Thank's Jed I'll follow this up. Its nice to have a true scholar on the other side of a debate.
Jed Rothwell wrote:

I forgot to mention that Pascal's argument is also a logical fallacy: appeal to the consequences of a belief. This was defined thousands of years before Pascal was born. All in all it was a sloppy analysis, and Pascal -- who was a sharp thinker -- should have been ashamed of himself.

I wish that people would learn basic logic in grade school. They should be drilled on a dozen or so common logical fallacies that have been known for thousands of years. The subject is no harder than addition and subtraction, and armed with this knowledge you can avoid innumerable stupid errors. The world would be a better place for it. A lot of political rhetoric, for example, boils down to one fallacy or another. You can take a refresher course here: http://www.nizkor.org/features/fallacies/

Wesley Bruce wrote:

I have seen people cured of the incurable.

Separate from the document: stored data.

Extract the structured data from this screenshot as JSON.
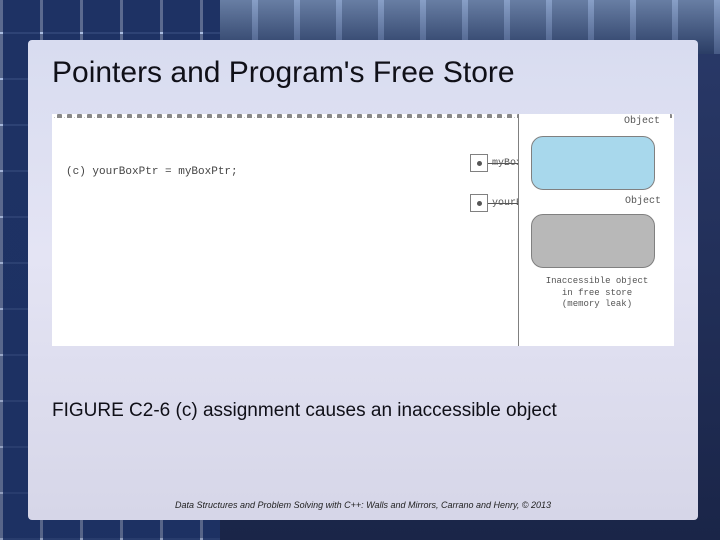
{
  "title": "Pointers and Program's Free Store",
  "figure": {
    "part_label": "(c)  yourBoxPtr = myBoxPtr;",
    "heap_header": "Object",
    "object_label": "Object",
    "pointer1_name": "myBoxPtr",
    "pointer2_name": "yourBoxPtr",
    "leak_line1": "Inaccessible object",
    "leak_line2": "in free store",
    "leak_line3": "(memory leak)"
  },
  "caption": "FIGURE C2-6 (c) assignment causes an inaccessible object",
  "footer": "Data Structures and Problem Solving with C++: Walls and Mirrors, Carrano and Henry, ©  2013"
}
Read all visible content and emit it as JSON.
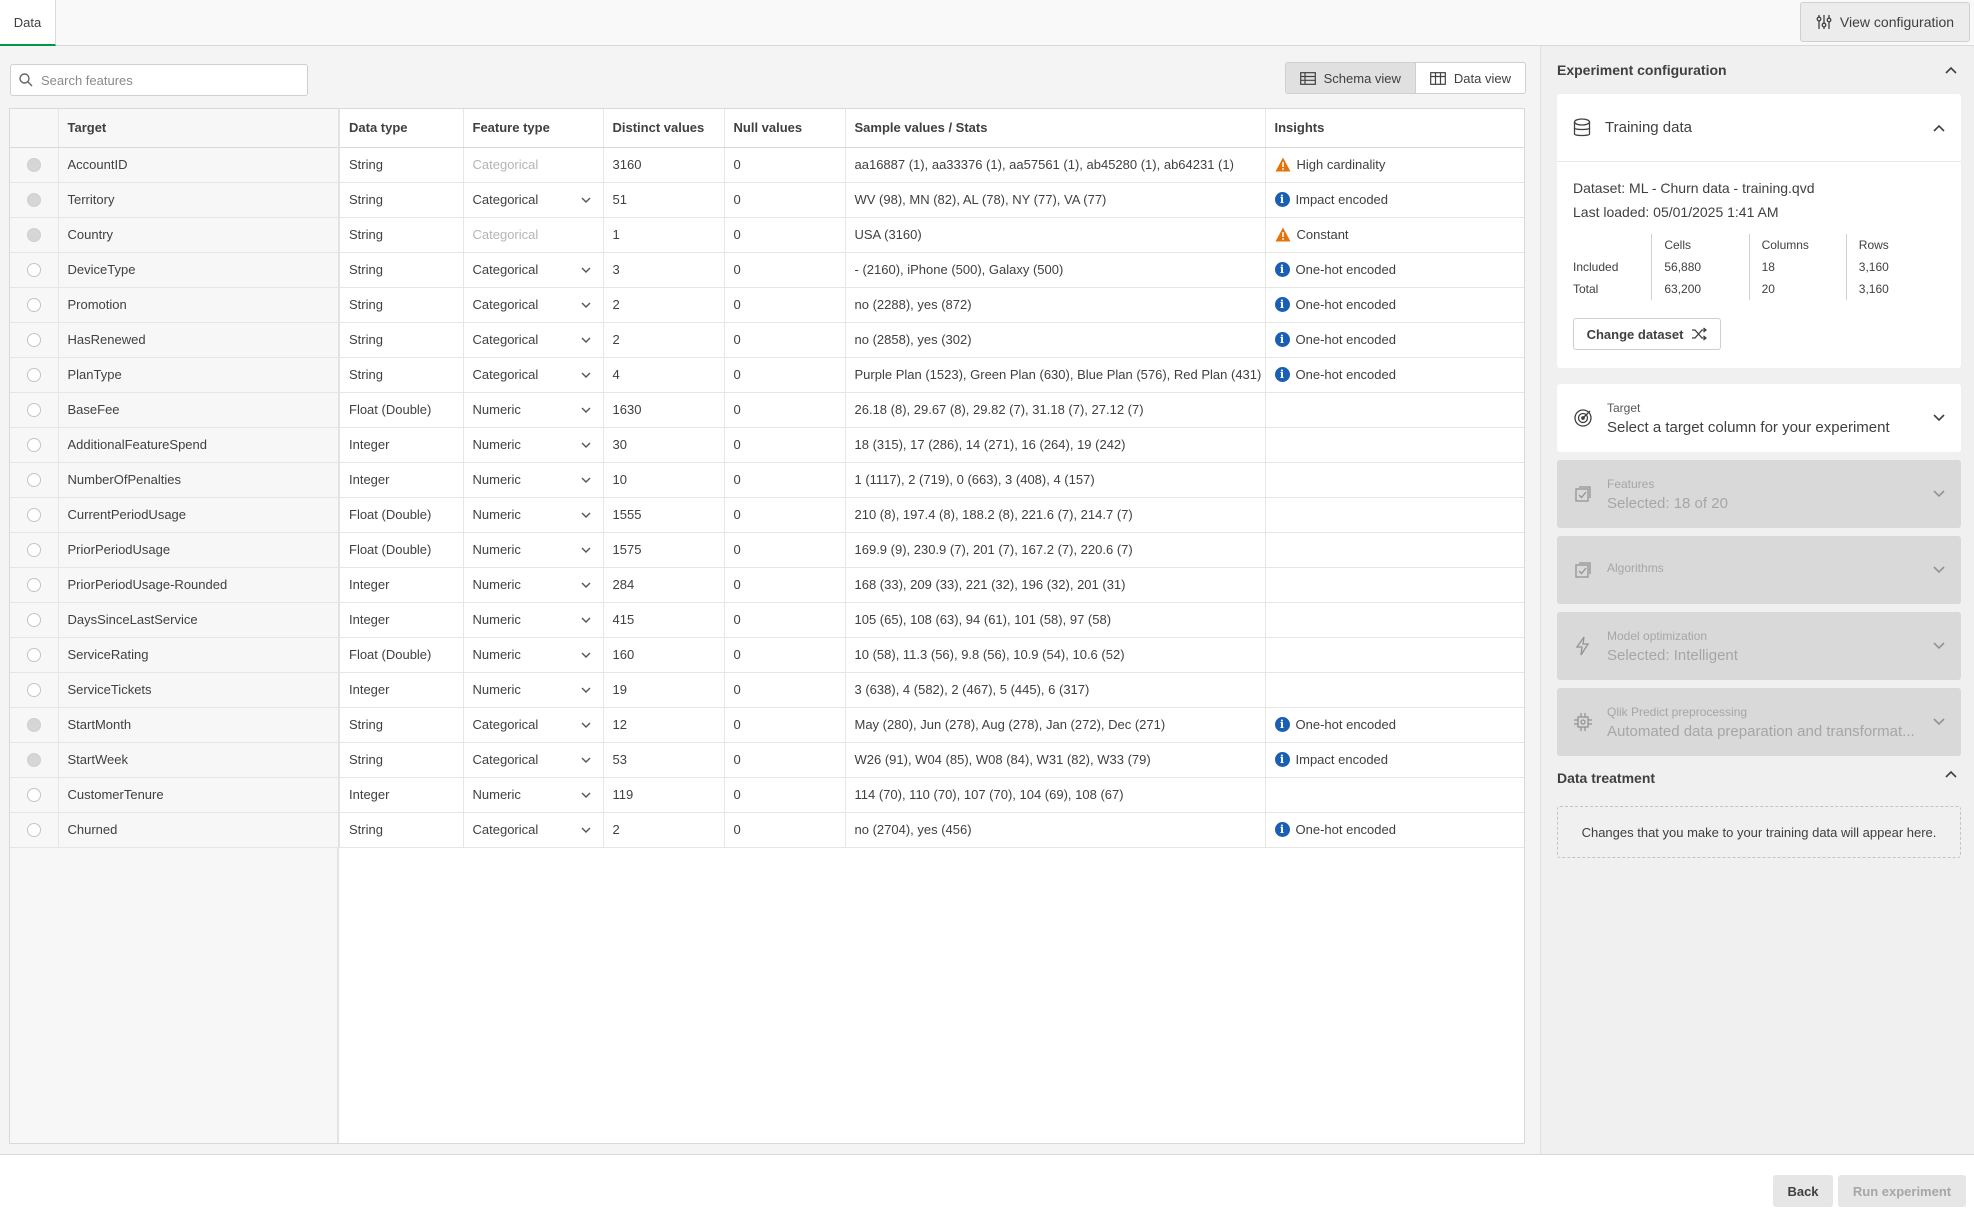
{
  "tabs": [
    {
      "label": "Data"
    }
  ],
  "header": {
    "view_config_label": "View configuration"
  },
  "search": {
    "placeholder": "Search features"
  },
  "view_toggle": {
    "schema_label": "Schema view",
    "data_label": "Data view",
    "active": "Schema view"
  },
  "table": {
    "columns": [
      "Target",
      "Data type",
      "Feature type",
      "Distinct values",
      "Null values",
      "Sample values / Stats",
      "Insights"
    ],
    "rows": [
      {
        "name": "AccountID",
        "data_type": "String",
        "feature_type": "Categorical",
        "ft_disabled": true,
        "distinct": "3160",
        "nulls": "0",
        "sample": "aa16887 (1), aa33376 (1), aa57561 (1), ab45280 (1), ab64231 (1)",
        "insight": "High cardinality",
        "insight_icon": "warning-icon",
        "radio_disabled": true
      },
      {
        "name": "Territory",
        "data_type": "String",
        "feature_type": "Categorical",
        "ft_disabled": false,
        "distinct": "51",
        "nulls": "0",
        "sample": "WV (98), MN (82), AL (78), NY (77), VA (77)",
        "insight": "Impact encoded",
        "insight_icon": "info-icon",
        "radio_disabled": true
      },
      {
        "name": "Country",
        "data_type": "String",
        "feature_type": "Categorical",
        "ft_disabled": true,
        "distinct": "1",
        "nulls": "0",
        "sample": "USA (3160)",
        "insight": "Constant",
        "insight_icon": "warning-icon",
        "radio_disabled": true
      },
      {
        "name": "DeviceType",
        "data_type": "String",
        "feature_type": "Categorical",
        "ft_disabled": false,
        "distinct": "3",
        "nulls": "0",
        "sample": "- (2160), iPhone (500), Galaxy (500)",
        "insight": "One-hot encoded",
        "insight_icon": "info-icon",
        "radio_disabled": false
      },
      {
        "name": "Promotion",
        "data_type": "String",
        "feature_type": "Categorical",
        "ft_disabled": false,
        "distinct": "2",
        "nulls": "0",
        "sample": "no (2288), yes (872)",
        "insight": "One-hot encoded",
        "insight_icon": "info-icon",
        "radio_disabled": false
      },
      {
        "name": "HasRenewed",
        "data_type": "String",
        "feature_type": "Categorical",
        "ft_disabled": false,
        "distinct": "2",
        "nulls": "0",
        "sample": "no (2858), yes (302)",
        "insight": "One-hot encoded",
        "insight_icon": "info-icon",
        "radio_disabled": false
      },
      {
        "name": "PlanType",
        "data_type": "String",
        "feature_type": "Categorical",
        "ft_disabled": false,
        "distinct": "4",
        "nulls": "0",
        "sample": "Purple Plan (1523), Green Plan (630), Blue Plan (576), Red Plan (431)",
        "insight": "One-hot encoded",
        "insight_icon": "info-icon",
        "radio_disabled": false
      },
      {
        "name": "BaseFee",
        "data_type": "Float (Double)",
        "feature_type": "Numeric",
        "ft_disabled": false,
        "distinct": "1630",
        "nulls": "0",
        "sample": "26.18 (8), 29.67 (8), 29.82 (7), 31.18 (7), 27.12 (7)",
        "insight": "",
        "insight_icon": "",
        "radio_disabled": false
      },
      {
        "name": "AdditionalFeatureSpend",
        "data_type": "Integer",
        "feature_type": "Numeric",
        "ft_disabled": false,
        "distinct": "30",
        "nulls": "0",
        "sample": "18 (315), 17 (286), 14 (271), 16 (264), 19 (242)",
        "insight": "",
        "insight_icon": "",
        "radio_disabled": false
      },
      {
        "name": "NumberOfPenalties",
        "data_type": "Integer",
        "feature_type": "Numeric",
        "ft_disabled": false,
        "distinct": "10",
        "nulls": "0",
        "sample": "1 (1117), 2 (719), 0 (663), 3 (408), 4 (157)",
        "insight": "",
        "insight_icon": "",
        "radio_disabled": false
      },
      {
        "name": "CurrentPeriodUsage",
        "data_type": "Float (Double)",
        "feature_type": "Numeric",
        "ft_disabled": false,
        "distinct": "1555",
        "nulls": "0",
        "sample": "210 (8), 197.4 (8), 188.2 (8), 221.6 (7), 214.7 (7)",
        "insight": "",
        "insight_icon": "",
        "radio_disabled": false
      },
      {
        "name": "PriorPeriodUsage",
        "data_type": "Float (Double)",
        "feature_type": "Numeric",
        "ft_disabled": false,
        "distinct": "1575",
        "nulls": "0",
        "sample": "169.9 (9), 230.9 (7), 201 (7), 167.2 (7), 220.6 (7)",
        "insight": "",
        "insight_icon": "",
        "radio_disabled": false
      },
      {
        "name": "PriorPeriodUsage-Rounded",
        "data_type": "Integer",
        "feature_type": "Numeric",
        "ft_disabled": false,
        "distinct": "284",
        "nulls": "0",
        "sample": "168 (33), 209 (33), 221 (32), 196 (32), 201 (31)",
        "insight": "",
        "insight_icon": "",
        "radio_disabled": false
      },
      {
        "name": "DaysSinceLastService",
        "data_type": "Integer",
        "feature_type": "Numeric",
        "ft_disabled": false,
        "distinct": "415",
        "nulls": "0",
        "sample": "105 (65), 108 (63), 94 (61), 101 (58), 97 (58)",
        "insight": "",
        "insight_icon": "",
        "radio_disabled": false
      },
      {
        "name": "ServiceRating",
        "data_type": "Float (Double)",
        "feature_type": "Numeric",
        "ft_disabled": false,
        "distinct": "160",
        "nulls": "0",
        "sample": "10 (58), 11.3 (56), 9.8 (56), 10.9 (54), 10.6 (52)",
        "insight": "",
        "insight_icon": "",
        "radio_disabled": false
      },
      {
        "name": "ServiceTickets",
        "data_type": "Integer",
        "feature_type": "Numeric",
        "ft_disabled": false,
        "distinct": "19",
        "nulls": "0",
        "sample": "3 (638), 4 (582), 2 (467), 5 (445), 6 (317)",
        "insight": "",
        "insight_icon": "",
        "radio_disabled": false
      },
      {
        "name": "StartMonth",
        "data_type": "String",
        "feature_type": "Categorical",
        "ft_disabled": false,
        "distinct": "12",
        "nulls": "0",
        "sample": "May (280), Jun (278), Aug (278), Jan (272), Dec (271)",
        "insight": "One-hot encoded",
        "insight_icon": "info-icon",
        "radio_disabled": true
      },
      {
        "name": "StartWeek",
        "data_type": "String",
        "feature_type": "Categorical",
        "ft_disabled": false,
        "distinct": "53",
        "nulls": "0",
        "sample": "W26 (91), W04 (85), W08 (84), W31 (82), W33 (79)",
        "insight": "Impact encoded",
        "insight_icon": "info-icon",
        "radio_disabled": true
      },
      {
        "name": "CustomerTenure",
        "data_type": "Integer",
        "feature_type": "Numeric",
        "ft_disabled": false,
        "distinct": "119",
        "nulls": "0",
        "sample": "114 (70), 110 (70), 107 (70), 104 (69), 108 (67)",
        "insight": "",
        "insight_icon": "",
        "radio_disabled": false
      },
      {
        "name": "Churned",
        "data_type": "String",
        "feature_type": "Categorical",
        "ft_disabled": false,
        "distinct": "2",
        "nulls": "0",
        "sample": "no (2704), yes (456)",
        "insight": "One-hot encoded",
        "insight_icon": "info-icon",
        "radio_disabled": false
      }
    ]
  },
  "config": {
    "title": "Experiment configuration",
    "training": {
      "title": "Training data",
      "dataset": "Dataset: ML - Churn data - training.qvd",
      "last_loaded": "Last loaded: 05/01/2025 1:41 AM",
      "stat_headers": [
        "Cells",
        "Columns",
        "Rows"
      ],
      "included_label": "Included",
      "total_label": "Total",
      "included": [
        "56,880",
        "18",
        "3,160"
      ],
      "total": [
        "63,200",
        "20",
        "3,160"
      ],
      "change_label": "Change dataset"
    },
    "sections": [
      {
        "label": "Target",
        "value": "Select a target column for your experiment",
        "enabled": true,
        "icon": "target-icon"
      },
      {
        "label": "Features",
        "value": "Selected: 18 of 20",
        "enabled": false,
        "icon": "checklist-icon"
      },
      {
        "label": "Algorithms",
        "value": "",
        "enabled": false,
        "icon": "checklist-icon"
      },
      {
        "label": "Model optimization",
        "value": "Selected: Intelligent",
        "enabled": false,
        "icon": "lightning-icon"
      },
      {
        "label": "Qlik Predict preprocessing",
        "value": "Automated data preparation and transformat...",
        "enabled": false,
        "icon": "chip-icon"
      }
    ],
    "treatment": {
      "title": "Data treatment",
      "placeholder": "Changes that you make to your training data will appear here."
    }
  },
  "footer": {
    "back_label": "Back",
    "run_label": "Run experiment"
  },
  "colors": {
    "accent": "#009845",
    "info": "#1a5fb4",
    "warning": "#e6730a"
  }
}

This assertion makes no sense. If they were cured it was not incurable, q.e.d. I think you mean that you have seen people cured when the odds were against them. No doubt this is true, but it proves nothing about faith because most people who are seriously ill and who pray die anyway, and some atheists survive. Causality has long been searched for but never found. Even the so-called placebo affect has now been shown to be pure moonshine. Regarding the applicablity of this to science, I suggest you read Francis Bacon, who wrote in "Novum Organum" (1620):


"The human understanding, when any preposition has been once laid down, (either from general admission and belief, or from the pleasure it affords,) forces every thing else to add fresh support and confirmation; and although more cogent and abundant instances may exist to the contrary, yet either does not observe or despises them, or gets rid of and rejects them by some distinction, with violent and injurious prejudice, rather than sacrifice the authority of its first conclusions. It was well answered by him [Diagoras] who was shown in a temple the votive tablets suspended by such as had escaped the peril of shipwreck, and was pressed as to whether he would then recognise the power of the gods, by an inquiry; "But where are the portraits of those who have perished in spite of their vows?" All superstition is much the same, whether it be that of astrology, dreams, omens, retributive judgment, or the like; in all of which the deluded believers observe events which are fulfilled, but neglect and pass over their failure, though it be much more common. But this evil insinuates itself still more craftily in philosophy and the sciences; in which a settled maxim vitiates and governs every other circumstance, though the latter be much more worthy of confidence. Besides, even in the absence of that eagerness and want of thought, (which we have mentioned,) it is the peculiar and perpetual error of the human understanding to be more moved and excited by affirmatives than by negatives, whereas it ought duly and regularly to be impartial; nay, in establishing any true axiom, the negative instance is the most powerful."